Supposons que vous avez un droit de passage sur le terrain voisin pour accéder à la route. Une inondation emporte le chemin et, pendant plusieurs mois, il est impossible de passer. Si le propriétaire remet le chemin en état et qu'on peut de nouveau l'utiliser, votre droit de passage reprend effet immédiatement. En revanche, si dix ou vingt ans se sont écoulés sans que personne n'ait réparé le chemin et sans usage, on pourra estimer que la servitude s'est éteinte par l'écoulement du temps (selon les règles de l'article 707), et elle ne reviendra pas automatiquement.

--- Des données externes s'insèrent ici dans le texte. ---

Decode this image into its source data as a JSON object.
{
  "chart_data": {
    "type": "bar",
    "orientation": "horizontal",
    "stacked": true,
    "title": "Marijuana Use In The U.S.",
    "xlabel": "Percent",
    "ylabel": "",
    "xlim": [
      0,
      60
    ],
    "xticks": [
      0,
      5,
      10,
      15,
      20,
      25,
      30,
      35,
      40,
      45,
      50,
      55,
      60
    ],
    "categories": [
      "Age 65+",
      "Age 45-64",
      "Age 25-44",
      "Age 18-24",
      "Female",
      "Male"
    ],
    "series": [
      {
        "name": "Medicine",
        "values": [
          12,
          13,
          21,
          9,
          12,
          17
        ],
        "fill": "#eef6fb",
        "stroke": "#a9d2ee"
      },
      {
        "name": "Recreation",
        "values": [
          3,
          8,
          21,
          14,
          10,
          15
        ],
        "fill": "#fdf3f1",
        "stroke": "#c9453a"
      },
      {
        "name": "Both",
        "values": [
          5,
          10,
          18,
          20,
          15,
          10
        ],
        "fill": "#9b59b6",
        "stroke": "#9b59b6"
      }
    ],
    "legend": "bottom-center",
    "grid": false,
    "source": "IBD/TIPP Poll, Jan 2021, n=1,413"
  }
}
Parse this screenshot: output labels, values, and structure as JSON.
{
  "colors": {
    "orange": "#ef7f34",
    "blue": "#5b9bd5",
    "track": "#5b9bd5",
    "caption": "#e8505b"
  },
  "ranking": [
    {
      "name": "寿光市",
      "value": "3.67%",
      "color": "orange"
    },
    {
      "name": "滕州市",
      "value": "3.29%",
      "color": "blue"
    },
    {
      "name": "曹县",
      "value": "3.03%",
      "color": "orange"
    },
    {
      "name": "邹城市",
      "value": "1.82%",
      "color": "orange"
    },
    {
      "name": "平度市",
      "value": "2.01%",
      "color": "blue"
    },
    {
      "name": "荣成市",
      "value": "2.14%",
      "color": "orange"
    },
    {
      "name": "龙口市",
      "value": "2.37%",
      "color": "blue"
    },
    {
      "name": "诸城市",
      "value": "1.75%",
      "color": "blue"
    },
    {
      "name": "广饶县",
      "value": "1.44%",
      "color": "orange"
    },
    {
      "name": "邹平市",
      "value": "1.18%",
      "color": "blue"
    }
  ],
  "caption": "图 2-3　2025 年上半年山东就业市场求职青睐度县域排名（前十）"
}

- La règle concerne la reprise des servitudes rendues momentanément impossibles par la destruction ou la modification d’un bien.
- La servitude "revient" dès que la chose est rétablie et peut être à nouveau utilisée concrètement.
- La simple réparation/restauration doit permettre l’exercice effectif du droit pour qu’il reprenne.
- Exception : si un laps de temps suffisant est écoulé, on peut présumer l’extinction de la servitude (voir article 707).
- Celui qui invoque la reprise doit pouvoir montrer que les conditions d’usage sont rétablies.
- Pratique : il faut veiller à exercer ou rétablir une servitude rapidement pour éviter qu’une non‑utilisation prolongée n’entraîne sa disparition par présomption.